Monday, February 04, 2019

Means of Grace III: Fellowship


3 February 2019

1 Corinthians 13:1-13; Luke 6:32-38

As we continue our series on the means of grace, it is important at this point to stop for a moment and understand what grace is really about.  It’s a churchy word not well understood outside the Church – not because church folk cannot define it but because we often have trouble conveying it in a way by which those outside our churchy circle can comprehend it. 

Our textbook definition of grace = unmerited favorunmerited because we cannot earn it, and favor because of the nature of our Heavenly Father.  Call it the capacity for “mercy”.

We can pray, we can fast, we can worship, we can tithe, we can receive the Sacraments, and we can do all sorts of religious acts that will sustain us as individuals; but until we understand grace always involves others, our personal religion will always fall short.

Being religious and having a strong sense of religion are important.  However, it can also be a two-edged sword.  Religion can feed us and strengthen us in our faith, but it can also destroy us – and others! - if we become too “holier than thou” in self-righteousness; believing ourselves to be so “saved” that we can do no wrong.  Being solely focused on “me and Jesus” while neglecting the well-being of our neighbor – or believing the well-being of a stranger to be unimportant to our need to “go on to perfection” (Hebrews 6:1) - misses altogether the essential component of our religion in all Jesus has taught us. 

Just as St. John wrote, we cannot claim to love The Lord while hating someone else (1 John 4:20).  John’s context of “hate” does not necessarily mean only that fiery passion we sometimes feel against someone who has wronged us.  It can also include those we deliberately neglect; those we have deemed innocuous, unimportant to us.  In sharp contrast, the depth of Divine love, as Jesus teaches, goes beyond loving only those who will surely love us back and includes those we would step over.

Thus understanding the nature and the depth of mercy is necessary before we can effectively use any means of grace for ourselves.  This is what Jesus is talking about; “Love only those who love you”?  Meh.  “Lend only to those who will pay you back?”  Meh.  “Do a favor only for those who will return the favor?”  Meh.  Those are the easy things that require no real effort because they are primarily self-serving.

Like love itself, mercy is hard for us.  Like love itself, mercy is not dependent on how we may be feeling at any given time.  The reason grace is so difficult for us to extend and offer is because we have not yet learned how to receive it.  For if we think we have received it only for our own soul’s sake, we have received it wrongly – assuming we have received it at all.

So there is a reason fellowship – interacting with others – is considered a means of grace as important as worship and prayer, fasting and Scripture study.  Whether we’re gathering on Sunday evening with food and Bible study, or Sunday morning in small group Bible study, or helping out in the Mission House, interacting with others is as much a way to receive AND convey grace as is Sunday worship or private Bible study.  It is never either/or when it comes to the several means of grace; it is always “and”.
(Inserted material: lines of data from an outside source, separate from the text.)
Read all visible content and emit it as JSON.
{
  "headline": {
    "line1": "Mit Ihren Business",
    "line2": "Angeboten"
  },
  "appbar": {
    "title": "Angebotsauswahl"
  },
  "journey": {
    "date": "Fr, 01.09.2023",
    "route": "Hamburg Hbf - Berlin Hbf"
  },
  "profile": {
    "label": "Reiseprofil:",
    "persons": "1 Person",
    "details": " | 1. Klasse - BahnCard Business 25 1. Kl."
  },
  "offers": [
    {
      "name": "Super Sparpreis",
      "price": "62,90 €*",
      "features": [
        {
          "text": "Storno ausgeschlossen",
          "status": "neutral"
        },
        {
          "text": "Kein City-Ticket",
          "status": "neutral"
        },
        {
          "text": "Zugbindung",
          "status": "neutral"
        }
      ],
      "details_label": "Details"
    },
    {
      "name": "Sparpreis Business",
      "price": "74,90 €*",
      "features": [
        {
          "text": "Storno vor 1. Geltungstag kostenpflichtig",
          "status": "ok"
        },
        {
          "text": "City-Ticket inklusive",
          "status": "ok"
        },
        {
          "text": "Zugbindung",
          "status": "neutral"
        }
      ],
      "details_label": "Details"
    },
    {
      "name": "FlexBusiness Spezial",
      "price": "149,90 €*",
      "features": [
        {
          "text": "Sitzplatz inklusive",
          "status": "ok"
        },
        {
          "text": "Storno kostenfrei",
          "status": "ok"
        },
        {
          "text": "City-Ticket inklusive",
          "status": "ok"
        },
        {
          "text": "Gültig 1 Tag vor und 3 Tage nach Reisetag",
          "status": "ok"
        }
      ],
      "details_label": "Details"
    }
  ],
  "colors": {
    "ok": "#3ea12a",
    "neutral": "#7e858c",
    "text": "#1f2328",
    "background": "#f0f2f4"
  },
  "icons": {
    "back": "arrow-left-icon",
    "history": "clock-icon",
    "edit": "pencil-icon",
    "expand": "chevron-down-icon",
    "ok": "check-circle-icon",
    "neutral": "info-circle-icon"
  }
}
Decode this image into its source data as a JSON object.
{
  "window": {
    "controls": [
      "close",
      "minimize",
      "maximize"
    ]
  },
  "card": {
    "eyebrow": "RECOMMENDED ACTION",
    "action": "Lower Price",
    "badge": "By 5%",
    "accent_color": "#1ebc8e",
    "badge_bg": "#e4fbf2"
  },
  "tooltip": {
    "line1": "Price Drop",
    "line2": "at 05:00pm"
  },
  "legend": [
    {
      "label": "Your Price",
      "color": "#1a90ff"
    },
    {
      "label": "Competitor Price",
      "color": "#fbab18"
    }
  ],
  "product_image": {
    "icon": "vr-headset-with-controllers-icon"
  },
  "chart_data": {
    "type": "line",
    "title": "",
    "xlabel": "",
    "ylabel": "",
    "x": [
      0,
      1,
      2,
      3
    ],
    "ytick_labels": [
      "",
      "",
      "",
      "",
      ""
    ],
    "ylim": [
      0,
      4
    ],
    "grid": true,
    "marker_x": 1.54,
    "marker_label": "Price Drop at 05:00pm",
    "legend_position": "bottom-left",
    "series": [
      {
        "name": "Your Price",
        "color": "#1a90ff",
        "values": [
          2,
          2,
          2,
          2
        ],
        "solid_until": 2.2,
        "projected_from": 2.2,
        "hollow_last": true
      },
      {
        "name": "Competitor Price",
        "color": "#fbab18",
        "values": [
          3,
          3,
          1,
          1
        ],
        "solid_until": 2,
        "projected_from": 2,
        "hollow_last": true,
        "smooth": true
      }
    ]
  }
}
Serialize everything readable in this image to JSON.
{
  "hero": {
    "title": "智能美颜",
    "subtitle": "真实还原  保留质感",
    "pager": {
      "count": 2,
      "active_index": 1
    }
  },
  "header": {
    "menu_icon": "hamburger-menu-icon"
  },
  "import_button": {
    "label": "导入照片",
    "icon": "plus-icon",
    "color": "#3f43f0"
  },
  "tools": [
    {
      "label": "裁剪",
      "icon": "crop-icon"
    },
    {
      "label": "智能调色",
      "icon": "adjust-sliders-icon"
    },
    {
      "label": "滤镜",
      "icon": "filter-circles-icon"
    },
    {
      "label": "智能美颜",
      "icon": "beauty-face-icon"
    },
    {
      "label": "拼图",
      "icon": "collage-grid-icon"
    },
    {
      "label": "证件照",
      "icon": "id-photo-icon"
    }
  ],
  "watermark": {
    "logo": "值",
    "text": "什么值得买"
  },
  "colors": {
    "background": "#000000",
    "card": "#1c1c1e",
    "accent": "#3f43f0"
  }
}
For instance, if we are diligent in our personal devotions and Bible study but will not participate in small group study with others, we get little because we give even less.  This is the principle behind St. Paul’s so-called “love chapter” in 1 Corinthians 13.  It matters not how awesome we may believe ourselves to be in our personal piety; if we lack love, we lack everything else which is given meaning through love.

Couple Paul’s words with our Shepherd’s words, and then we can see what “love” really means.  Because “love” itself is the very source of grace, then, we should be able to see that, while giving of ourselves to those who love us is still important (as it is so easy to do with our own children), giving of ourselves to those who infuriate us, to those who offend us, to those who oppose us, is all the more important – because it is where grace is needed most.

When grace itself is so poorly understood, we become defined by these many so-called “hot-button” social issues that are so easy to get caught up in.  Beyond “hot-button” this week, however, abortion has become a social lightning rod.  Outside the political rhetoric which narrowly defines us as pro-life or pro-choice, there are much deeper issues at stake.  We lose sight of these issues because we choose sides, we demonize those who do not agree with us, and we forget what we’re supposed to be about; what we are “saved” for and called to do.

What we are willing to give to others outside our family and social circles is the truest measure of what we have received from Above because we cannot give what we do not have.  As our Lord has taught us, those who offer mercy will themselves be offered mercy (Matthew 5:7), and those who forgive will themselves be forgiven (Matthew 6:14-15).  By this we can easily see grace always – ALWAYS – involves others.

There can be no small moments in grace; for when we offer mercy, we open the very Gates of Heaven; so that which we had formerly declared impossible will suddenly become possible: reconciliation and, ultimately, peace.  This is our religion, for this is our Savior; this is our Father’s Heart.  Amen.